For all the documentary’s half -hearted attempts to broaden their scope with detours exploring the public’s fairs and the onset of virtual boyfriends (among other things), “dating game” never feels more extensive than when it unpacks Hao’s personal luggage. First we meet his wife, a dating coach for a completely different stripe – she teaches her clients to ditch unrealistic standards and focus on enriching her own souls, and she grows quite deeply suspended by Hao’s emphasis on Mystery -like Pick -up techniques. Later we follow HAO on a trip back to his poor hometown, where a conversation with a definite offline uncle helps to emphasize the extent to which the love guru has lied to himself.

“It is tiring to pretend to be someone else,” one of the boys regrets towards the end, but what other choice do they have in a society that continues to deny so much of their inner value? It is a heartbreaking question that the “dating game” is steadfast to answer (just as it moves towards the benefits of self-acceptance), but Feng’s documentary refuses to a large extent to pretend something else. Strangely optimistic as its last moments are, even when one of its subjects mainly surrenders to the idea that he is too bad for romance, never forgets that some facts are too undeniable to be hidden by any digital flash and a hairstyle inspired by Actor Nicholas TSE.

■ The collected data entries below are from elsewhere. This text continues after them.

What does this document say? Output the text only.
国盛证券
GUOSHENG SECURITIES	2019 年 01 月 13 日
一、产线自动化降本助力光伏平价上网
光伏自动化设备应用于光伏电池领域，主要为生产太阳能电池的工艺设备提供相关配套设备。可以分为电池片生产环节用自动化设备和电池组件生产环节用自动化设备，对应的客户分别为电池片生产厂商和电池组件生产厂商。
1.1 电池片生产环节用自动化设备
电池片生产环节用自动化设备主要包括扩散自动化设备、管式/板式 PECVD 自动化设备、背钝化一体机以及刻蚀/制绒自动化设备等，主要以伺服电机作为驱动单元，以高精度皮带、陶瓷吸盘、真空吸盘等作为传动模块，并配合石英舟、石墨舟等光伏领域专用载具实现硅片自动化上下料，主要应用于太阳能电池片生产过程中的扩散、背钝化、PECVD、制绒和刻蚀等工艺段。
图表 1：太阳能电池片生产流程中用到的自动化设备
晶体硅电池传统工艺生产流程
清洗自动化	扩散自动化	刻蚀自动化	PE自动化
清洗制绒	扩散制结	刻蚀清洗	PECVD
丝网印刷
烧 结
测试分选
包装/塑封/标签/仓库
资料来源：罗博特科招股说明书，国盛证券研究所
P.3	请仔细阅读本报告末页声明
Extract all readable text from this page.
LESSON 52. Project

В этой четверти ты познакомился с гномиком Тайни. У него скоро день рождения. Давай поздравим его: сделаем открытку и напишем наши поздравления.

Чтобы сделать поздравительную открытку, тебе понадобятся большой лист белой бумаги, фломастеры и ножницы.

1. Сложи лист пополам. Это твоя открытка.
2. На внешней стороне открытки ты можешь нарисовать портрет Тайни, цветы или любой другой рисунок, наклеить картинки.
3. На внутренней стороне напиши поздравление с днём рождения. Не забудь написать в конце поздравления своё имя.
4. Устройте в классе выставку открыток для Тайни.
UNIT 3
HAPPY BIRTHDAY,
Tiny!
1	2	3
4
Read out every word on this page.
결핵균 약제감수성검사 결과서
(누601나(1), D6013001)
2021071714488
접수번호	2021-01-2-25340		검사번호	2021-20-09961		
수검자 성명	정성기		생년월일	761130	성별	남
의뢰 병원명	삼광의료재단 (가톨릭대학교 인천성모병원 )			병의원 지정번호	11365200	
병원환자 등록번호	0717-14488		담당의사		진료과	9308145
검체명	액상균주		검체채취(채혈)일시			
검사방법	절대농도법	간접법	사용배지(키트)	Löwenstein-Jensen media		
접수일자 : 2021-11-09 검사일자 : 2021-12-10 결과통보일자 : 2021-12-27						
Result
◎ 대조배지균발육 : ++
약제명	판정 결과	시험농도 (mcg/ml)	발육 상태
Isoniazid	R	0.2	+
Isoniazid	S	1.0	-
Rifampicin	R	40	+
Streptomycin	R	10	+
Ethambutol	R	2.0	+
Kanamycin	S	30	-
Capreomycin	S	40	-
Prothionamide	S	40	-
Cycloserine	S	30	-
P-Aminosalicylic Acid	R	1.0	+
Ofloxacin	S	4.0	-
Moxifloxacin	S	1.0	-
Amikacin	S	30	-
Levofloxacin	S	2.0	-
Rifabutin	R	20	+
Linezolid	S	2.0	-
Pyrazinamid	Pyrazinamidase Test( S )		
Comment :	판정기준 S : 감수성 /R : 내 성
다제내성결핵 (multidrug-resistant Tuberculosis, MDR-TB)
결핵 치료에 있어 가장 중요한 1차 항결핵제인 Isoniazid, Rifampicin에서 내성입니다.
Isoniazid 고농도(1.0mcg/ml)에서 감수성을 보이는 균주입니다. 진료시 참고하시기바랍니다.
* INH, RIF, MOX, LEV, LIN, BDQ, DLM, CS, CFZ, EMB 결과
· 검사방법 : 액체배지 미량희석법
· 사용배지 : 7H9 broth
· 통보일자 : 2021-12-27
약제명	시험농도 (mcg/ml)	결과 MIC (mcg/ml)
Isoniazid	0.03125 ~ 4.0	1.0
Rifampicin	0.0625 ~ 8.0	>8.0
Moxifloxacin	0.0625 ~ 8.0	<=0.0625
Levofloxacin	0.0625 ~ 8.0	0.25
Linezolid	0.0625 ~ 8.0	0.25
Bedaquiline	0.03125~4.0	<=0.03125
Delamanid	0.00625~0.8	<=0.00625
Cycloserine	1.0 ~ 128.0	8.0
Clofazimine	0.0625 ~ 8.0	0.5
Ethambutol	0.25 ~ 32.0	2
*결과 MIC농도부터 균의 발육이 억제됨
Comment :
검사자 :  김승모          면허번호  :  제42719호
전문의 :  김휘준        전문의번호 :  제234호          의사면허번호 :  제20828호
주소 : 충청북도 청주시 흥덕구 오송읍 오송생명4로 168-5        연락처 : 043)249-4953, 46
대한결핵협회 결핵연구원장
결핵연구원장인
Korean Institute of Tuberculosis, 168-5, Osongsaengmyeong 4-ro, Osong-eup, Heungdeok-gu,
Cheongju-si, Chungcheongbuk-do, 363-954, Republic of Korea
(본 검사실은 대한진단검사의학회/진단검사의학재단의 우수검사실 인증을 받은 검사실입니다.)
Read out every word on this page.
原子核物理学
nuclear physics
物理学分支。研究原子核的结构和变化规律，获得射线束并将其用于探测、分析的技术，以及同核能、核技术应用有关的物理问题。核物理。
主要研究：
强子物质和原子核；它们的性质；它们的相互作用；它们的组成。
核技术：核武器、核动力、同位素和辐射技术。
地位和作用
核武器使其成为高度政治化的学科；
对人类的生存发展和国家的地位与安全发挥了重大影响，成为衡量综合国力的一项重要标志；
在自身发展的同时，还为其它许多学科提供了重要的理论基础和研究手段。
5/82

Love can be seen as a luxury in a world where basic resources are too difficult to come up with, but when the loneliness epidemic expands over the 2000s and people sink even deeper in themselves, it stands to become an increasingly accurate metric to measure the measurement True health in the human economy.

Rating: B-

“The Dating Game” premiered at 2025 Sundance Film festival. It is currently seeking US distribution.